An immersive video showing the Calais migrant camp known as the Jungle being burned to the ground was captured by a 360-degree camera from the New York Times.

The video shows flames and smoke engulfing the sprawling refugee camp that was once home to more than 7,000 migrants from Africa, Syria, Afghanistan, and other war-torn and impoverished countries.

Read More: France's 'Jungle' Refugee Camp Is Officially Cleared as Fires Erupt Overnight

The residents of the Jungle were told last month to evacuate the premises, and many of them were transported via busses provided by the French government to resettlement centers around the country to help them apply for amnesty and set up more permanent homes.

"It's the end of the Jungle, our mission is over. There are no more migrants in the camp," Fabienne Buccio, the prefect of Pas-de-Calais, said, according to the BBC.

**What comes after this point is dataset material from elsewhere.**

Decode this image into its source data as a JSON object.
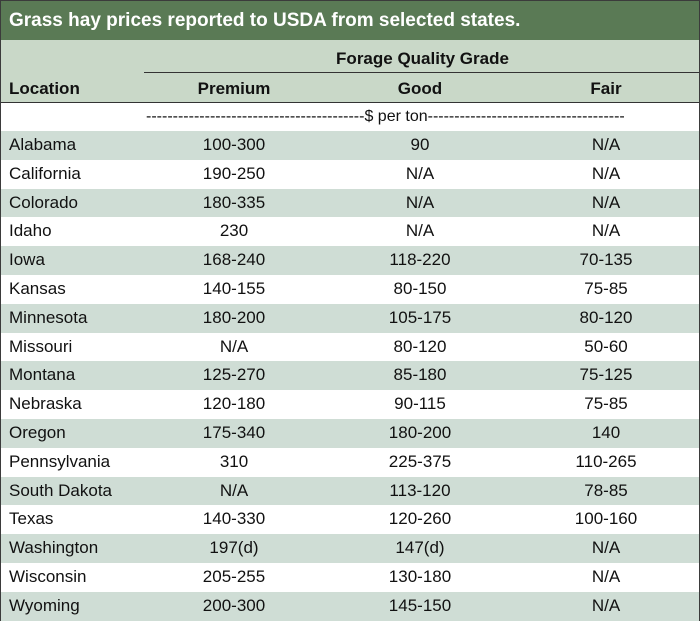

The New York Times placed a camera in the middle of the camp as the fires raged, taking advantage of new 360-degree technology to capture the scene from all angles, including a few individuals who were still in the camp running past the camera.

Read More: The Other Jungle: What’s Really Happening In Calais?

In the video, black smoke can be seen drifting over the tents and tarps that acted as temporary homes for migrants for years, while some structures smolder after burning to the ground. The pathways leading around the camp are deserted, while outside the police-enforced perimeter dozens of journalists and residents watched.

The migrants, most of them men, were taken to 450 locations around France as part of the relocation program.